James Jardine (LinkedIn,@jardinesoftware) of Jardine Software penned a post last week laying out the difference (read it here). His take on the distinction between security research and testing lays out our opportunity. In fact, I see it as a way to speed up support for security research and other programs aimed at making it better for all of us.

Here are five questions with James about why the concept matters and how you can take advantage of it.

What inspired your recent article about the definitions of words and the impact on our efforts in security?

I read a tweet supporting the FDA push for medical device makers to allow security research. It caused me to step back to think about the phrase "security research." Further, what does it actually mean to allow more security research? Given known issues with security protocols, devices, and applications, is what we need more research?

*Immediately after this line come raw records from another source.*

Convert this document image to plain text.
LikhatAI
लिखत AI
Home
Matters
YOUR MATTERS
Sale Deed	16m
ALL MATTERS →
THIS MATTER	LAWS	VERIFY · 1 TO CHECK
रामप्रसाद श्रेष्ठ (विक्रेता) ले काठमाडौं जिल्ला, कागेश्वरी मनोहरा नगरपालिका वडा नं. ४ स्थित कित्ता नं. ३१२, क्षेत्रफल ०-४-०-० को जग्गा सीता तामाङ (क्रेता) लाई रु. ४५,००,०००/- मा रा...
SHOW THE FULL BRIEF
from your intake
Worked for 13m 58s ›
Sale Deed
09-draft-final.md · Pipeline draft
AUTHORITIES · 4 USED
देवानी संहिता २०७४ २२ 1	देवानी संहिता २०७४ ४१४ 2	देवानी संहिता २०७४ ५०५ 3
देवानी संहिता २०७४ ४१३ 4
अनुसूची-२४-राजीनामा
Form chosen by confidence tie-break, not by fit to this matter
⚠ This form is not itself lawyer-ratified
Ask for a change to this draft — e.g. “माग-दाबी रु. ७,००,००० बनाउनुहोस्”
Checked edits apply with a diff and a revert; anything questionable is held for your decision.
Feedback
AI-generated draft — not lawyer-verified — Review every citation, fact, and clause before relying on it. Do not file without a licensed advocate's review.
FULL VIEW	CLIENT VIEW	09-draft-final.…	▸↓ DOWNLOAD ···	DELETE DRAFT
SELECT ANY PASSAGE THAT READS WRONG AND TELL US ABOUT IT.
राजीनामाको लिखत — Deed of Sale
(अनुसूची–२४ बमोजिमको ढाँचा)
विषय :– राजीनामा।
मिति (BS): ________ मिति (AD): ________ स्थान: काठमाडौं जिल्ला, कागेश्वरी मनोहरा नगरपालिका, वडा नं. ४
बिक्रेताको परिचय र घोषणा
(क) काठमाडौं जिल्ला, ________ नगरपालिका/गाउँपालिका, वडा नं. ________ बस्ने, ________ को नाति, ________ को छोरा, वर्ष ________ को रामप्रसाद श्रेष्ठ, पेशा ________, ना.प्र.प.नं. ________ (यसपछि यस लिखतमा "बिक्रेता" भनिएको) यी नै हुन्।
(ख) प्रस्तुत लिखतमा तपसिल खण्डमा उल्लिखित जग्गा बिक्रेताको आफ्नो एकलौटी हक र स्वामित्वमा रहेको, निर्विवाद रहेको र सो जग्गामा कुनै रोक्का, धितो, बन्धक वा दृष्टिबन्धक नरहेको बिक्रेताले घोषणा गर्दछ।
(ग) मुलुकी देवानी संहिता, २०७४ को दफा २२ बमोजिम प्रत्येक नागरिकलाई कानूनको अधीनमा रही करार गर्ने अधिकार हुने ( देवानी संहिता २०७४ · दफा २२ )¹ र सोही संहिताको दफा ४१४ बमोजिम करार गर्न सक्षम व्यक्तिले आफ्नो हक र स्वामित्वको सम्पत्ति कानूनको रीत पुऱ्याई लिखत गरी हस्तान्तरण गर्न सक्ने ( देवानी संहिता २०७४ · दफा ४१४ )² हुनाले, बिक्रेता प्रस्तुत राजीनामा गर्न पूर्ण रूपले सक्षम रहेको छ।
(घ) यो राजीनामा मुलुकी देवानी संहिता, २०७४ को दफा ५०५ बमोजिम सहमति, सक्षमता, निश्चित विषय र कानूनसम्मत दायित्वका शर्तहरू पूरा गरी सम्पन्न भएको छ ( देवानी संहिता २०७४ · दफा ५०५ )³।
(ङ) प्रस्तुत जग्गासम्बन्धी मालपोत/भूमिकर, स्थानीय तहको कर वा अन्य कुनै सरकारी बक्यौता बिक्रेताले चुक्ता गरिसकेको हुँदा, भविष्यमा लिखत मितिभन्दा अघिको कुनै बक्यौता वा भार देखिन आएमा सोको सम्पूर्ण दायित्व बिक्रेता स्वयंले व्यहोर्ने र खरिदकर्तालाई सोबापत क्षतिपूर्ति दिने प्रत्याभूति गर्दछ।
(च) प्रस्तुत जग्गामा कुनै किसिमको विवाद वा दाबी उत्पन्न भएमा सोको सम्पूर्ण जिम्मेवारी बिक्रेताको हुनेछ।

Instead of research, what if the statement read "FDA pushing for medical device makers to adopt stronger security testing"?

The security industry struggles to define security research. We offer "bug bounty" programs. Both offer value and introduce confusion. Businesses who seek better security know what QA is. They have programs to test and ensure a desired level of quality. Instead of focusing on research and bounties. If we focus on language and concepts they already have, we get more traction.

When looking at security research versus testing, what is the problem we're trying to solve? What is the business need?

Security is a young field. It is still confusing to a lot of people. Defining security research is more complex. We're debating it in the industry. In my view, security research plays a valuable role in identifying new challenges and advancing solutions.

Once the bug, vulnerability, or like is defined and validated, looking for it is the role oftesting. Following established processes and methods to look for known potential defects within specific instances. For example, a medical device manufacturer could test for identified flaws for that type of device. This includes both common problems known to impact the class of device (like insecure transmissions or default passwords as well as anything specific to the device itself.